Schedule 2 to this bill implements a temporary reduction in the co-contribution matching rate to 100 per cent for eligible contributions.
The criteria to qualify for a co-contribution, including income eligibility thresholds, will remain unchanged.
The scheme will still provide a very generous incentive for those low- and middle-income earners to save towards their retirement.
These amendments deliver savings of around $1.4 billion over the forward estimates.
The Australia's future tax system review report into retirement incomes found that tax-assisted voluntary superannuation contributions should be more fairly distributed and that the current cap on the concessions should be reconsidered.
Schedule 3 to this bill implements the government's response to this finding, while making a long-term contribution to sustainable pension reform, by reducing the level of the concessional contributions caps from 2009-10.

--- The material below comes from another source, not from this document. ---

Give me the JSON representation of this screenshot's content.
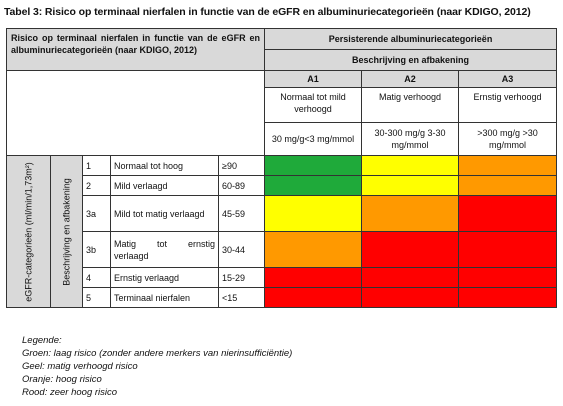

The concessional superannuation caps provide generous tax concessions primarily to high-income earners. The caps will now be halved-from $50,000 to $25,000 for those under 50, and from $100,000 to $50,000 for those subject to the existing transitional cap until 30 June 2012 for those aged over 50.
It is estimated that only 1.8 per cent of individuals making contributions will be affected by this measure-and these are predominantly high-income earners.
This measure goes some way to reducing the disproportionate benefits to high-income earners who can afford to make large concessional contributions.
The caps remain generous, and other incentives to contribute to superannuation remain, including the concessional treatment of fund earnings and in retirement.
This measure will save around $2.8 billion over the forward estimates.
The budget measures in this bill are part of a strategy that will ensure that we can build a fair and sustainable retirement incomes system into the future.
Every self-funded retiree has an interest in a decent safety net, especially now.
And in tough times such as these the government has had to take the tough decisions to deliver this important reform.
Full details of these measures are contained in the explanatory memorandum to the bill.
Debate (on motion by Mr Haase) adjourned.